In summary, our data suggests that male diabetes patients who have both PTSD and depression may be especially vulnerable to substance abuse disorders and to weight and lipid problems that could affect their overall health. Depression emerges, again, as an important correlate of poor glycemic control. Future research should include more direct and stringent assessments of both diabetes (e.g., diabetes type and HbA1c through lab measurements) and psychiatric comorbidities using structured clinical interviews, as well as assessments of the generalizability of these findings to other patient groups (e.g., women, non-war-trauma patients). In addition, it will be important to begin to identify the mechanisms by which PTSD, and other psychiatric comorbidities, might affect diabetes outcomes. We do not know if the pathway is biological, hormonal, adherence-related or through some other yet unidentified path.
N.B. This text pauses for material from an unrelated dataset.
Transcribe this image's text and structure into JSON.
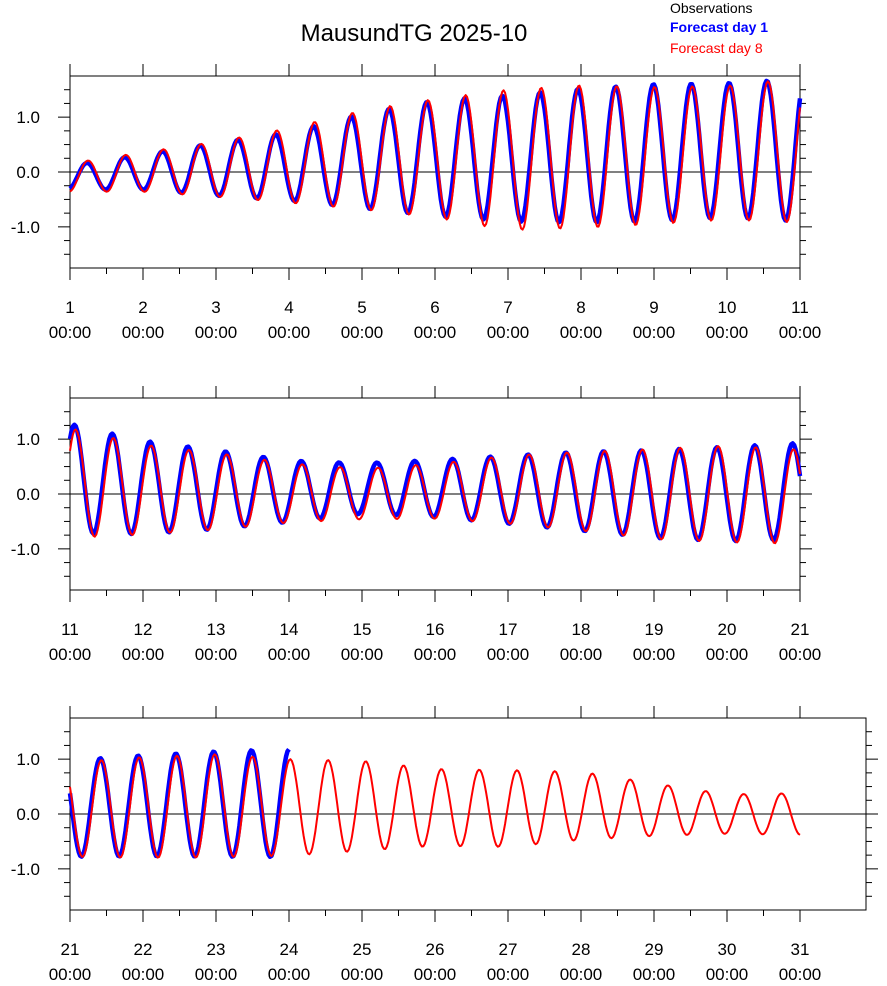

Recent evidence suggests that patients with mental health conditions may receive less intensive medical care (e.g., no HbA1c tests, no LDL test, no eye exams) for their diabetes (Frayne et al., 2005). Our data supports the conclusion that careful screening of mental health comorbidities is important, and suggests that these individuals are in greatest need of high quality care. If these findings are supported in future research, they might lead to the recommendation that diabetes quality improvement programs pay particular attention to patients with PTSD and/or depression, and especially to those dealing with the medical and behavioral effects of their comorbidity, as these patients may need enhanced interventions to improve diabetes outcomes.